Lieber Josef, warum zahlst Du dem VDA alles zurück? Willst Du die Gelder des deutschen Volkes ablehnen, die in kleinen freiwilligen Opfern dazu gegeben wurden, dass mit ihnen Menschen geholfen werde draussen im Kampf und durch sie Menschen zu weiterem Kampfe verpflichtet werden? Willst Du Dich von der Pflicht loskaufen? Von Pflichten kann man sich nicht loskaufen und Deine Pflicht ist nicht 150 RM wert! Die Heimat, hat sie nicht in Dir einen ihrer verdienten Söhne geschickt? Sie hat nun nicht Briefe erwartet, sondern Deine Arbeitsfäuste und Deine Heimatliebe! Was bedeutet Dir Heimat? In Deutschland hast Du Verdienst gefunden, besonders als Auslandsdeutscher. Suchtest Du Verdienst oder eine Vertiefung der Begriffe Heimat und Vaterland? Oder beides? Gut, das geht mich nichts an. Ich habe auch andere Sorgen.

Ich bitte Dich, die Anlage durchzulesen und an Pg. (6) Brändle, München, Habacherstr.57 weiterzusenden, bei Dir aber die Anlage völlig vertraulich zu behandeln. Sie wird Dir gleichzeitig genug über die politische Lage in G. (7) sagen. Als Dein Brief ankam, dachte ich zunächst, es handele sich um die seit Juli erbetene Aufstellung, die meiner Anlage beigefügt werden könnte, um eine stärkere Schlagkraft zu erzeugen. Weit gefehlt. Ich bedaure dies.
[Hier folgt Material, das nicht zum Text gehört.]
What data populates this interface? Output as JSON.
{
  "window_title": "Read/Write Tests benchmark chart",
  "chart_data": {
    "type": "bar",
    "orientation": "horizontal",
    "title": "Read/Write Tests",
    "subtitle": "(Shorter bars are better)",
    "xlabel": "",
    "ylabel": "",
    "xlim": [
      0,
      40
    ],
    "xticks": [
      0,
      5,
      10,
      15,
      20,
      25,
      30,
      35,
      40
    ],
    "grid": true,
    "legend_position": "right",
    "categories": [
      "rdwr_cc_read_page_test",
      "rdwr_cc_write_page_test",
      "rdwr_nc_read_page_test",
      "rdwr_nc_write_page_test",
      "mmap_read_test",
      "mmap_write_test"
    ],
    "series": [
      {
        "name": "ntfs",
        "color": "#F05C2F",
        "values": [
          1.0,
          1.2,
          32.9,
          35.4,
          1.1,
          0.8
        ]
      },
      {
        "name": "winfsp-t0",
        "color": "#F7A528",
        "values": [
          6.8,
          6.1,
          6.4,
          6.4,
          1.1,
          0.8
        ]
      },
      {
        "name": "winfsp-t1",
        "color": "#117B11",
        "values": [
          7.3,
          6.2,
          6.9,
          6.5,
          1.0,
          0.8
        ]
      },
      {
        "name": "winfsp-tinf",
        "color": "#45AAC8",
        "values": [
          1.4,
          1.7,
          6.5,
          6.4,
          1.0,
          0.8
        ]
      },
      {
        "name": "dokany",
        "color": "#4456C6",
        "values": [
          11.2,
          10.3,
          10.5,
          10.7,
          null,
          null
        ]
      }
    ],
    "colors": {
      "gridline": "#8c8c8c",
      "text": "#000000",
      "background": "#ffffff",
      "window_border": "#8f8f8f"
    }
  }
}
Was soll ich mit Deinem Briefe machen? Ich pflege sonst, Briefe aufzubewahren.

Heil Dir!




Anmerkungen:

(1) Herbert Otterstädt, geb. 12. Februar 1912 in Berlin. Starb 26. November 1963 in Wiesbaden. Gattin Hilde, (verehelicht 1938), Tochter von Josef Erker, Gottscheer, Lehrer in Masern (Grcarice) 1912-1914. Zwei Kinder. Otterstädt durch Gattin mit Gottscheer Volksgruppe verbunden. Besuchte "Winterschule" für Gottscheer Jungbauern in Ulm in 1938. An dieser "Winterschule" waren gleichzeitig 60 junge Gottscheer unter Gottscheer Volksgruppen u. SS-Sturmbannführer Wilhelm Lampeter. Otterstädt war Hauptschuldirektor in Marburg und hatte bei den Planungen für die Aussiedlung von "Nationalslowenen" aus der Untersteiermark eine unterstützende Rolle. (Ferenc: Quellen, S. 275-277)

Verfasser von:
- Deutscher Besitz in Krain - nationalsozialistisches Südostdeutsches Institut, Graz, 1940.
- Vom deutschen Blutsanteil in Krain, 1941. Gottschee, eine deutsche Volksinsel im Südosten, 1941.
- Gottschee, Verlorene Heimat deutscher Waldbauern, 1962.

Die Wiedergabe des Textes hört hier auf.